It may lack the well-developed, sybaritic appeal of Bali to the southwest, but Indonesia’s North Sulawesi has charms all its own. The lush province, set along the volcanic Pacific Ring of Fire, teems with biodiversity- from forested nature preserves to the world-class Bunaken marine reserve, home to more than 2,500 varieties of fish. Though the island has maintained a low profile, it’s definitely on the rise, thanks to direct flights from Singapore to its capital, Manado, and a wealth of sustainable ecotourism projects in the works (including a recent, successful campaign to prevent a gold mine from dumping its harmful tailings into the sea). The pick of the province’s resorts is the year-old Kima Bajo Resort & Spa (62-43/186-0999; www.kimabajo.com; doubles from $230) set on remote Wori Bay. Here, a collection of 32 elegant suites and freestanding thatched-roof villas- some with outdoor rain showers and bathtubs- and a serene spa cascade down a hill to a volcanic-sand beach.

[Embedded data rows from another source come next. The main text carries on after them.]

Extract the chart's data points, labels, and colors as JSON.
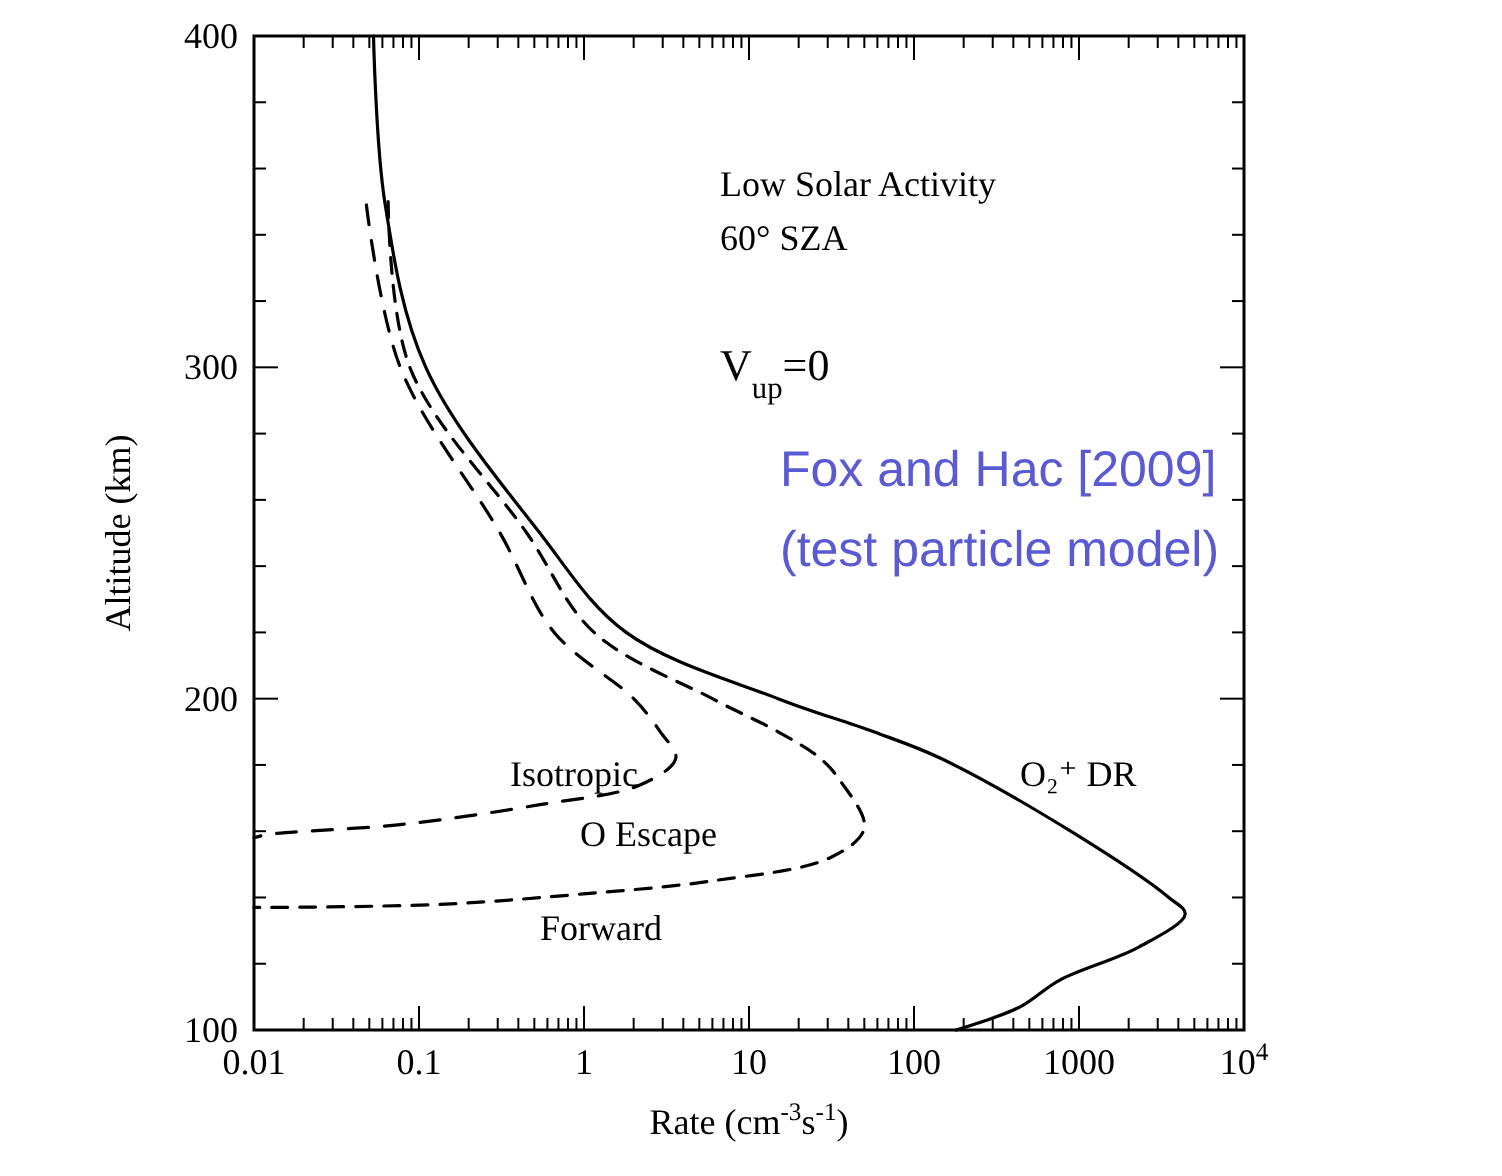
{
  "chart_data": {
    "type": "line",
    "xlabel": "Rate (cm$^{-3}$s$^{-1}$)",
    "ylabel": "Altitude (km)",
    "log": "x",
    "xlim": [
      0.01,
      10000
    ],
    "ylim": [
      100,
      400
    ],
    "xticks": [
      0.01,
      0.1,
      1,
      10,
      100,
      1000,
      {
        "value": 10000,
        "label": "10$^{4}$"
      }
    ],
    "yticks": [
      100,
      200,
      300,
      400
    ],
    "grid": false,
    "series": [
      {
        "name": "O₂⁺ DR",
        "color": "#000000",
        "line_style": "solid",
        "x": [
          0.053,
          0.062,
          0.11,
          0.54,
          1.8,
          15,
          57,
          145,
          890,
          3500,
          4400,
          2300,
          760,
          440,
          180
        ],
        "values": [
          400,
          350,
          300,
          250,
          220,
          200,
          190,
          182,
          160,
          140,
          135,
          125,
          115,
          107,
          100
        ]
      },
      {
        "name": "Isotropic",
        "color": "#000000",
        "line_style": "dashed",
        "x": [
          0.048,
          0.077,
          0.31,
          0.66,
          2.0,
          2.9,
          3.6,
          2.2,
          0.54,
          0.077,
          0.012,
          0.01
        ],
        "values": [
          349,
          300,
          250,
          220,
          200,
          190,
          182,
          174,
          168,
          162,
          159,
          158
        ]
      },
      {
        "name": "Forward",
        "color": "#000000",
        "line_style": "dashed",
        "x": [
          0.065,
          0.088,
          0.45,
          1.15,
          6,
          15,
          27,
          36,
          50,
          31,
          6,
          0.95,
          0.145,
          0.014,
          0.01
        ],
        "values": [
          350,
          300,
          250,
          220,
          200,
          190,
          182,
          175,
          161,
          152,
          145,
          141,
          138,
          137,
          137
        ]
      }
    ],
    "annotations": [
      "Low Solar Activity",
      "60° SZA",
      "V$_{up}$=0",
      "Fox and Hac [2009]",
      "(test particle model)",
      "O Escape"
    ]
  }
}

Guests spend their days cruising Bunaken and the surrounding islands, dining on superb Indonesian fare, and taking in the breathtaking sunsets over Manado Tua, a dormant volcano rising from the sea.

While There

Organize a hike with Tangkoko Ecotourism Guides Club (62-43/187-1845; www.neba.nl) through the densely forested 21,745-acre Tangkoko-Batu Angus Dua Saudara National Park to spot the fabulously eccentric spectral tarsier, a tiny nocturnal primate with enormous eyes that can swivel its head 180 degrees and jump 10 times its body length. Try finding that on Bali.

This review appeared in the February 2007 issue of Travel + Leisure Magazine, USA edition. Prices were correct at the time of publication.